Pretty home office gear
The home office of the near future
Trend forecaster World Global Style Network (WGSN) reported in its Key Colours AW 25-26 Webinar that the home office and the office-office will both feel more like home. In the report, Urangoo Samba, head of colour at WGSN, interviews Jeanine Goddard, creative director of Newport based office furniture manufacturer Bisley.
Goddard called it a “homeification” of office space. Office accessories will introduce soft colours (lavender, lilac, coral, sunflower yellow and the palest pink) and plants into work areas. “The whole feel is more like [what you would see] in a home,” she says. For Samba, she notes that the “softer” look feels calming.
“Obviously, in the home, people want to feel relaxed,” adds Goddard. People always buy black and white office furniture, but “we can definitely see that from our sales figures” people are open to colour.
How can you take this info and use it for now? Make note of how you feel in your home office. Consider where you can add colour. Maybe that scalloped pink velvet chair isn’t quite good enough anymore, but you can use that colour on the walls or with art instead.

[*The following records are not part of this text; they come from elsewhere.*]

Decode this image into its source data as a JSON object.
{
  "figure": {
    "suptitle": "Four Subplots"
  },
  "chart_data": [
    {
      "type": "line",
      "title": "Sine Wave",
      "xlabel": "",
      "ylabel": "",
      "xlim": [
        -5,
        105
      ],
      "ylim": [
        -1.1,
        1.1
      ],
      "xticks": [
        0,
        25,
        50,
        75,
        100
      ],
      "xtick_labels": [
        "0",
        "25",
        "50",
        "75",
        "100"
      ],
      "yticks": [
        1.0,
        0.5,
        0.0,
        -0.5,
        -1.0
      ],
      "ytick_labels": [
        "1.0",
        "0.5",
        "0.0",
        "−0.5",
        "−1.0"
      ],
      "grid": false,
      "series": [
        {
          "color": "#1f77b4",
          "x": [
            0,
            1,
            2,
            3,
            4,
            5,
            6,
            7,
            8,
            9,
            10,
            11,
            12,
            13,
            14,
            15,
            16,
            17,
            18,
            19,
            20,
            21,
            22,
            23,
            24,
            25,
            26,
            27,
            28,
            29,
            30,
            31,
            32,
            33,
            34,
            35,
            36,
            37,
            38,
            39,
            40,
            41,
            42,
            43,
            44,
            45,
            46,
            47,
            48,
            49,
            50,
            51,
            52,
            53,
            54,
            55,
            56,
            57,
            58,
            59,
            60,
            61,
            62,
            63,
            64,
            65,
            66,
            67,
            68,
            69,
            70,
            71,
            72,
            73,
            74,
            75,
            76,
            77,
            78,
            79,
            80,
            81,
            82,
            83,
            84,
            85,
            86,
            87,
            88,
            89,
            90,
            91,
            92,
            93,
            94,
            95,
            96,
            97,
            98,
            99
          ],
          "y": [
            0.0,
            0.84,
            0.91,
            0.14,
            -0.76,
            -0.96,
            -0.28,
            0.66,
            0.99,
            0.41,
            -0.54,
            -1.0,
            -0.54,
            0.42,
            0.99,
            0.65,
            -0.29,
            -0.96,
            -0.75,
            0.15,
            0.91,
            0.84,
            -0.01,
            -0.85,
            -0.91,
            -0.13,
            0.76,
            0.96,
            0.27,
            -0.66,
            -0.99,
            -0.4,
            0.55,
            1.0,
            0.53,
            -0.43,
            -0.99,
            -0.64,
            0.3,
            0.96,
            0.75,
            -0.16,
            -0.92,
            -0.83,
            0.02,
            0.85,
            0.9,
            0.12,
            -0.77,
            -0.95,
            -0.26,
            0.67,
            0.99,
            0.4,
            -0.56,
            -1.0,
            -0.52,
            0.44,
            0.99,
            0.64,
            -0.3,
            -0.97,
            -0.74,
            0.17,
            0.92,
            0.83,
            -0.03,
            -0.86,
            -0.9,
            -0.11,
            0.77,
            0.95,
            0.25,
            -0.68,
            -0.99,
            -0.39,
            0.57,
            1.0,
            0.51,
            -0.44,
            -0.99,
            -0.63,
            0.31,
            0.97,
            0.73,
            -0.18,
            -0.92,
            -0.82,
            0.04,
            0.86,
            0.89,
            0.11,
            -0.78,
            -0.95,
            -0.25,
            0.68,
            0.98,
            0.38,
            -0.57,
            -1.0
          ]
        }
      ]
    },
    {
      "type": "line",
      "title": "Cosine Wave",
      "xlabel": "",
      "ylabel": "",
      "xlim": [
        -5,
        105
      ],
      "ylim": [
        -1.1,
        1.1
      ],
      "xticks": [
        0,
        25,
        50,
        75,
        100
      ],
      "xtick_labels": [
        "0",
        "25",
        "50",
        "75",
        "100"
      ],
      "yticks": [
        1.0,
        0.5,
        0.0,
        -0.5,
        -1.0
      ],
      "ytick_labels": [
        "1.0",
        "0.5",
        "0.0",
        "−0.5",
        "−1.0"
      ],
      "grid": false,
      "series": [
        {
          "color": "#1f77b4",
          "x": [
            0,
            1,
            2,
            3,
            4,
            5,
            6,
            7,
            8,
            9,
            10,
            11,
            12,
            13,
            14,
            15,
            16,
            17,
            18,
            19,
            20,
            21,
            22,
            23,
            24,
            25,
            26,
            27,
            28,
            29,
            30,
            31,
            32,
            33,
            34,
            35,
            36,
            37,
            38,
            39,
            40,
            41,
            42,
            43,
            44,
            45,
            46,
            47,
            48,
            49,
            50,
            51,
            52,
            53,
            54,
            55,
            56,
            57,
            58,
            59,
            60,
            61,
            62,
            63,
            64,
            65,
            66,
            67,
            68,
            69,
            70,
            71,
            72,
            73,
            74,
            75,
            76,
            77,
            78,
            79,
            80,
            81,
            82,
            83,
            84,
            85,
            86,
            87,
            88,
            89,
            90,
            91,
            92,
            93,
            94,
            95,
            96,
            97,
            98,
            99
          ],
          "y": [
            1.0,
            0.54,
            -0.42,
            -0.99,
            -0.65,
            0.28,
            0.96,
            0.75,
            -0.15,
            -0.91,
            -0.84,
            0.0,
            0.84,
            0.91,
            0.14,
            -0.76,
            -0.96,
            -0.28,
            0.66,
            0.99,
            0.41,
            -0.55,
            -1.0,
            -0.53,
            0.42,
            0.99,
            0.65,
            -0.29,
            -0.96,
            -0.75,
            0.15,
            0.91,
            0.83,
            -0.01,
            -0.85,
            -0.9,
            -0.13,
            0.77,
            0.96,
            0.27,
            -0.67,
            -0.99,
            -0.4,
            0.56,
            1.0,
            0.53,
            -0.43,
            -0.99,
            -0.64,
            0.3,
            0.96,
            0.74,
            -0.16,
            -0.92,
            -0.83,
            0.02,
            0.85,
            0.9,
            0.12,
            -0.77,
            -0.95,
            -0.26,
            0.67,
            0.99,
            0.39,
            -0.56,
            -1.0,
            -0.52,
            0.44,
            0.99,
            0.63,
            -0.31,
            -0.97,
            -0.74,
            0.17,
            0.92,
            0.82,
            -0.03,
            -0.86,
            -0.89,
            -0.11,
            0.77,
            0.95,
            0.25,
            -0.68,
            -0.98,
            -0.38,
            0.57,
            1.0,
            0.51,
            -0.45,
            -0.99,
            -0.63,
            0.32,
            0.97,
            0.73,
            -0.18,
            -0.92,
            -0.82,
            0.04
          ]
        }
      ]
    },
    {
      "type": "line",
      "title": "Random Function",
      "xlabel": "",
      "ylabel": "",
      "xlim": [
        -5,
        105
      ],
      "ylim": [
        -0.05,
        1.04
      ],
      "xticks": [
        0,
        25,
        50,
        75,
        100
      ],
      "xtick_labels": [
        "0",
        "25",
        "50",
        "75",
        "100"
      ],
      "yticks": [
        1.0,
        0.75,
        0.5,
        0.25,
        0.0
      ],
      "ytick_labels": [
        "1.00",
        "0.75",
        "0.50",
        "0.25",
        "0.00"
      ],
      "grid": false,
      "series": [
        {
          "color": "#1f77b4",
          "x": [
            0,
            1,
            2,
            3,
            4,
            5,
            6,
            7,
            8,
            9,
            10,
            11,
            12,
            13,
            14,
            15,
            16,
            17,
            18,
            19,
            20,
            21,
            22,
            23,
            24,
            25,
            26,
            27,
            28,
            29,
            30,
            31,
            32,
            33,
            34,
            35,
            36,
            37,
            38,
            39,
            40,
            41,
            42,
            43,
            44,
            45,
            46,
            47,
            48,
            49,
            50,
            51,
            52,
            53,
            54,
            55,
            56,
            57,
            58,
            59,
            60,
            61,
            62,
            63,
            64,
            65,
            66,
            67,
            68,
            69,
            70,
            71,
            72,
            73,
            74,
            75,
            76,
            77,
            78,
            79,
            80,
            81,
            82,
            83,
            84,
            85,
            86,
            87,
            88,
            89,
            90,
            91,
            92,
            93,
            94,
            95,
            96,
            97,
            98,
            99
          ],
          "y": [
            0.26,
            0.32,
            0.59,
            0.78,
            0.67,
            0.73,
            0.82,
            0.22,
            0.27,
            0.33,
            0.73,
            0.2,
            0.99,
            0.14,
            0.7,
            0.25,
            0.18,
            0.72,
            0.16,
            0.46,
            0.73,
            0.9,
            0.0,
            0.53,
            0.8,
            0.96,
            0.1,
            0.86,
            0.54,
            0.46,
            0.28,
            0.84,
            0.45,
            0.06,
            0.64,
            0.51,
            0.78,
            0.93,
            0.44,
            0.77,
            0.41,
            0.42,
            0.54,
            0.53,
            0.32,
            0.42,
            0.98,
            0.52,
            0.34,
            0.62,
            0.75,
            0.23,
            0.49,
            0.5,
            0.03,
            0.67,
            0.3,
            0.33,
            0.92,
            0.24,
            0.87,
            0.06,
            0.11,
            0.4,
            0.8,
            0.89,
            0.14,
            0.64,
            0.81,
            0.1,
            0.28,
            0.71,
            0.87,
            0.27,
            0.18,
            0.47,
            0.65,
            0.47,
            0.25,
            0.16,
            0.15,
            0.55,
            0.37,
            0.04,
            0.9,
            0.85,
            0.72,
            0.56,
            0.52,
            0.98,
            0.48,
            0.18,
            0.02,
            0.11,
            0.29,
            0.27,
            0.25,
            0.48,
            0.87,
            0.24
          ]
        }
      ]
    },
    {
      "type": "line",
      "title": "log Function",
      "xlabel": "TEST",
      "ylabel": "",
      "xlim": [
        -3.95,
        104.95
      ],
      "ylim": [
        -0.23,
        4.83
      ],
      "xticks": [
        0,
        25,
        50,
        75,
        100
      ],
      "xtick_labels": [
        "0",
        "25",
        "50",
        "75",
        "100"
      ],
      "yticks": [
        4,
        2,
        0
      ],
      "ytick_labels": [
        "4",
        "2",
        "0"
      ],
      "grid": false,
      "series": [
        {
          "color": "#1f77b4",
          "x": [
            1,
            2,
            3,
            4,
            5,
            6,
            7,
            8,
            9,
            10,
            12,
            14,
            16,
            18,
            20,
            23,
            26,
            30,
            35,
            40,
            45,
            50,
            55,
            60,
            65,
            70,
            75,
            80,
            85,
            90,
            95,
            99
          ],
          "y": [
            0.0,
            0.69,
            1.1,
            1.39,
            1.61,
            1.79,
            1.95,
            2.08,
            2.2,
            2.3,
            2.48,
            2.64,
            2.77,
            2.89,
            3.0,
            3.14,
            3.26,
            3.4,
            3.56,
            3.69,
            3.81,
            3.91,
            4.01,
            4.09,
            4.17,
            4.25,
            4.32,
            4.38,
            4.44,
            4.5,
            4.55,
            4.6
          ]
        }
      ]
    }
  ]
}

Designing a home office that feels good
Home offices are changing. “Over time, as people have put their health higher on the list of their priorities, things like office furniture have had to adapt,” says Blake. “And technology’s had to adapt to help people feel better doing the work they do.”
To be honest, even just being conscious of my posture, how my office makes me feel and how adding pretty elements can bring me joy have made significant changes. I’ve taken an empty Sloan tea canister to hold pens and my blue-light glasses, and pulled out the stationary I’d been saving for years to take quick notes. I swap between my white swivel chair and bosu ball. And I’m working less on the couch. (See Marshall, I’m listening!)